Both artists have fine, flexible voices; both do more than merely render a song—they live it. With the choices in Clark’s dozen and Kennedy’s baker’s dozen numbers you will not wholly agree; both contain some cold potatoes I dropped as eagerly as if they were hot ones. But then there are those winning others.

Take Clark’s rendition of the wonderful “Someone to Cook For” by Jessica Molaskey and John Pizzarelli, which exudes the sweetness of molasses and the tartness of pizza. Never did eats sound sexier, the sure way to a man’s heart through his stomach—or, more accurately, through Clark’s mellow sounds good enough to eat. In her three repetitions of “Maybe I’ll cook for you” at the end of the song, each is more amorously sensual, and the last sheer erotic deliquescence.

On the next track, Clark gives a rib-tickling and heaven-storming rendition of Johnny Mercer’s “Something’s Gotta Give,” followed by a heart-meltingly seductive “Right as the Rain” by Arlen and Harburg. And what a climax the concluding Irving Berlin “I Got Lost in His Arms,” the most loving surrender you’ll ever hear on a disc or in your dreams.

Now take Lauren Kennedy. She can make you schoolboyishly or girlishly laugh along with Jason Robert Brown’s rollicking “Mr.
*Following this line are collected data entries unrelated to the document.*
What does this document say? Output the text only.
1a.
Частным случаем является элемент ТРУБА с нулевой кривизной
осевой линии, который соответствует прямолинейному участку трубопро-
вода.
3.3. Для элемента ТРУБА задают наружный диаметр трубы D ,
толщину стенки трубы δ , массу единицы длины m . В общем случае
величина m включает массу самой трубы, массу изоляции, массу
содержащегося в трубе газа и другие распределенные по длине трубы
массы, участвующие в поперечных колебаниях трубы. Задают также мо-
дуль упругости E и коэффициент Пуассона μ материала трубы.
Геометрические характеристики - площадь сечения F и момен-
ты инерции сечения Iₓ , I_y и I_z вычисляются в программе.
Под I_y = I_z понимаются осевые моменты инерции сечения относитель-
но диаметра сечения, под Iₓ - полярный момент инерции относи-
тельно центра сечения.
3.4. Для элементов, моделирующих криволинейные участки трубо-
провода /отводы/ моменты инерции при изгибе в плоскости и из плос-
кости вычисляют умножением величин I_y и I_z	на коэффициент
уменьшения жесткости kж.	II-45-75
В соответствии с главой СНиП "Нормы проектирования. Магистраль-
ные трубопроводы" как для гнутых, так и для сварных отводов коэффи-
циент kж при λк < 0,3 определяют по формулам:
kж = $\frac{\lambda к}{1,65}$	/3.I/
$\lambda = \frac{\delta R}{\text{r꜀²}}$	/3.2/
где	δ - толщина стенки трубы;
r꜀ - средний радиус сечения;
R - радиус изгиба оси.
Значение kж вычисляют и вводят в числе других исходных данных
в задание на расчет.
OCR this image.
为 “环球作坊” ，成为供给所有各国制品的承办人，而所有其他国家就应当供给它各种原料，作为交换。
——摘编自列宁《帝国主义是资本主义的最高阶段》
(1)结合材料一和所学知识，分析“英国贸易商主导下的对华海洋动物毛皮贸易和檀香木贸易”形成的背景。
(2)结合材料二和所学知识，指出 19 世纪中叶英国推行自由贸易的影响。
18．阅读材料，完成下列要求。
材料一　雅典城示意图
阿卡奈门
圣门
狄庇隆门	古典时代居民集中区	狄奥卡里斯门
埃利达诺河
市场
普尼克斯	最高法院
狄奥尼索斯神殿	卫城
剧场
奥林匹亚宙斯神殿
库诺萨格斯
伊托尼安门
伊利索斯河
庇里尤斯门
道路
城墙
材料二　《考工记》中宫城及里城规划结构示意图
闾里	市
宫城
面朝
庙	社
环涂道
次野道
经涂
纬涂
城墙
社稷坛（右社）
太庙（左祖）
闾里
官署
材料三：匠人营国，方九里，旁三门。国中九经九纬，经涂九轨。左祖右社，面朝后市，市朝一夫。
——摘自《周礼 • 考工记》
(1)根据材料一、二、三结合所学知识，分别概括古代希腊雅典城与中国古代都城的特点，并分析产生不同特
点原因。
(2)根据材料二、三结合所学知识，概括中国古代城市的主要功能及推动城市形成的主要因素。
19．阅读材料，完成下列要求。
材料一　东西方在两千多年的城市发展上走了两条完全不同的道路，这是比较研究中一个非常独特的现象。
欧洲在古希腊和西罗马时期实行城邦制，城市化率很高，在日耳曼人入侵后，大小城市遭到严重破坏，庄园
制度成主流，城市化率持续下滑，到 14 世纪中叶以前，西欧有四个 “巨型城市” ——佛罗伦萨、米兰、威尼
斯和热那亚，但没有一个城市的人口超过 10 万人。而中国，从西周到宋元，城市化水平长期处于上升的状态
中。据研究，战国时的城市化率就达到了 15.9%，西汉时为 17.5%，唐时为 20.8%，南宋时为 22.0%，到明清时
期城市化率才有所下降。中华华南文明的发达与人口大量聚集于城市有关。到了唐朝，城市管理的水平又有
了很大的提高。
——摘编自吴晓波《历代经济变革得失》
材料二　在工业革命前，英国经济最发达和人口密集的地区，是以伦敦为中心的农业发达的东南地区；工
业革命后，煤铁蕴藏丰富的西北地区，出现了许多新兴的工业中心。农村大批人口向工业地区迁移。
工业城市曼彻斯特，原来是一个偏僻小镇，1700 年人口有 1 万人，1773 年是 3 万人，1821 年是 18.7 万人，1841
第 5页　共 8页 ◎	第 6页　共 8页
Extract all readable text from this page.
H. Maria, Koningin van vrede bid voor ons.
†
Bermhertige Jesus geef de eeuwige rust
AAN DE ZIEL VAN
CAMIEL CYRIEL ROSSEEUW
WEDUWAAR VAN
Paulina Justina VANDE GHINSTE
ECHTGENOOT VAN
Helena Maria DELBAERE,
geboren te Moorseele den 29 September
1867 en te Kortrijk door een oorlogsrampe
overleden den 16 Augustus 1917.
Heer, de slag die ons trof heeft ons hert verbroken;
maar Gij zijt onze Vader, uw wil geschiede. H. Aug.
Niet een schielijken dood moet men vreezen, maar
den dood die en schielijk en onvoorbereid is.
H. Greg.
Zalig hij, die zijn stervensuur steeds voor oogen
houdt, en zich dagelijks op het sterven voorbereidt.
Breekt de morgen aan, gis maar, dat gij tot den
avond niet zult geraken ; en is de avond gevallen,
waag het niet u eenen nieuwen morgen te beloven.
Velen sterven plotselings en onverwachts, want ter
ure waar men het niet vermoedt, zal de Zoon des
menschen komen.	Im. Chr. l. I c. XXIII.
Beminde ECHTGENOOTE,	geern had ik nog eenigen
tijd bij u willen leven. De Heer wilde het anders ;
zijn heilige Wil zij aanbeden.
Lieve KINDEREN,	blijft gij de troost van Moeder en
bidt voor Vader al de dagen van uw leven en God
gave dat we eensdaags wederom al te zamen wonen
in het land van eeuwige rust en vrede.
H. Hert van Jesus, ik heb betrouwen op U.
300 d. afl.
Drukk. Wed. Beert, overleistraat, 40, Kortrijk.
Hopalong Heartbreak,” and, on the next track, redeem Frank Wildhorn and Jack Murphy’s simplistic “Easy” by conjuring up the sincerest sentiment of your never-forgotten first love.

Next, she offers the clever Marcy Heisler-Zina Goldrich tango, “Apathetic Man,” adorable ingenuousness growing up before our very ears into cynical resignation as Kennedy bittersweetly laments: “Is there anything more sexy than an apathetic man …any drug more potent than an apathetic man?”

And, on track twelve, what a rousing hymn to feminine liberation in the Jeff Blumenkrantz-Libby Saines “I’m Free,” brilliantly proclaiming a young woman’s emancipation in body and soul.

These are two treasurable CDs. What would make them better yet would be booklets that reproduced the lyrics. Soprano voices cannot help making their higher notes muffle the words; for a perfect singalong such as both singers entice us to, it would be heaven to have the texts in hand.

Obviously, John Simon had something else in hand while typing this review. Bleugh. Anyway, enjoy Lauren’s album, and go pick up Andréa Burns’s new album (A Deeper Shade Of Red)as well!